- Bei der Aufarbeitung des Missbrauchsskandals im Bistum Münster sollen Namen von Verantwortlichen genannt werden.
- Bislang wurden 200 Beschuldigte und 300 Opfer identifiziert. Drei Bischöfe stehen im Zentrum der Untersuchung.
- Forschungsleiter Großbölting: Bistum muss auch mal Mut haben.
Bei der Aufarbeitung des Missbrauchsskandals im Bistum Münster werden am Ende auch die Namen von verantwortlichen Bischöfen oder Personalchefs genannt
Bei dem Forschungsprojekt der Uni Münster im Auftrag des Bistums stehe man damit auf einer Linie mit dem Bistum Aachen, wie der Leiter des Forschungsteams, Thomas Großbölting, am Mittwoch in einer Video-Pressekonferenz sagte
"Damit sind wir weit entfernt von den Vorgängen in Köln", sagte der Zeithistoriker. Der Kölner Kardinal Rainer Maria Woelki hält ein Gutachten wegen rechtlicher Bedenken zurück.
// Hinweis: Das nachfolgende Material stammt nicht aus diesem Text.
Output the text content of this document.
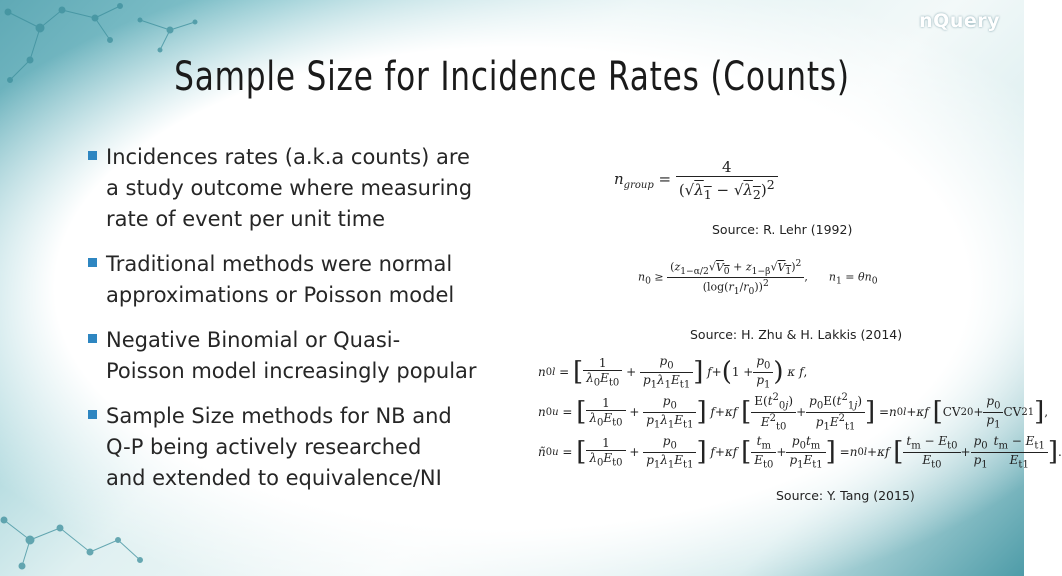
nQuery
Sample Size for Incidence Rates (Counts)
Incidences rates (a.k.a counts) are
a study outcome where measuring
rate of event per unit time
Traditional methods were normal
approximations or Poisson model
Negative Binomial or Quasi-
Poisson model increasingly popular
Sample Size methods for NB and
Q-P being actively researched
and extended to equivalence/NI
$n_{group} = \frac{4}{(√\lambda_1 - √\lambda_2)^2}$
Source: R. Lehr (1992)
$n_0 \ge \frac{(z_{1-\alpha/2}√V_0 + z_{1-\beta}√V_1)^2}{(\log(r_1/r_0))^2}$ ,      $n_1 = \theta n_0$
Source: H. Zhu & H. Lakkis (2014)
n 0l = [ $\frac{1}{\lambda_0E_{t0}} + \frac{p_0}{p_1\lambda_1E_{t1}}$ ]
f + ( $1 + \frac{p_0}{p_1}$ )
κ f ,
n 0u = [ $\frac{1}{\lambda_0E_{t0}} + \frac{p_0}{p_1\lambda_1E_{t1}}$ ]
f + κf
[ $\frac{E(t^2_{0j})}{E^2_{t0}} + \frac{p_0E(t^2_{1j})}{p_1E^2_{t1}}$ ] = n 0l + κf
[ CV 2 $0 + \frac{p_0}{p_1}$ CV 2 1 ] ,
ñ 0u = [ $\frac{1}{\lambda_0E_{t0}} + \frac{p_0}{p_1\lambda_1E_{t1}}$ ]
f + κf
[ $\frac{t_m}{E_{t0}} + \frac{p_0t_m}{p_1E_{t1}}$ ] = n 0l + κf
[ $\frac{t_m - E_{t0}}{E_{t0}} + \frac{p_0}{p_1} \frac{t_m - E_{t1}}{E_{t1}}$ ] .
Source: Y. Tang (2015)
Bistum müsse auch mal "Mut haben"
Großbölting kritisierte das scharf: "Wer Gerichtsfestigkeit verlangt, der verhindert jede Aufklärung." Die Uni Münster werde bei relativen Personen der Zeitgeschichte den Betroffenen Gelegenheit zur Stellungnahme geben. Nach der Prüfung der Erwiderung werde das Forscherteam seine Arbeit dann möglicherweise anpassen oder auch korrigieren.
Sollte es dann zu juristischen Auseinandersetzungen kommen, müsste ein Bistum auch mal Mut haben und Geld für einen Rechtsstreit in die Hand nehmen. Die Wissenschaftler sollen aufzeigen, ob und wie Strukturen in der katholischen Kirche jahrelangen sexuellen Missbrauch durch Priester ermöglicht haben.
Bislang 300 Opfer identifiziert - drei Bischöfe stehen im Fokus
Die Ergebnisse sollen 2022 veröffentlicht werden. Laut Zwischenbericht wurden bislang 200 Beschuldigte und 300 Opfer identifiziert. Der Zeitraum betrifft Taten zwischen 1945 und 2018.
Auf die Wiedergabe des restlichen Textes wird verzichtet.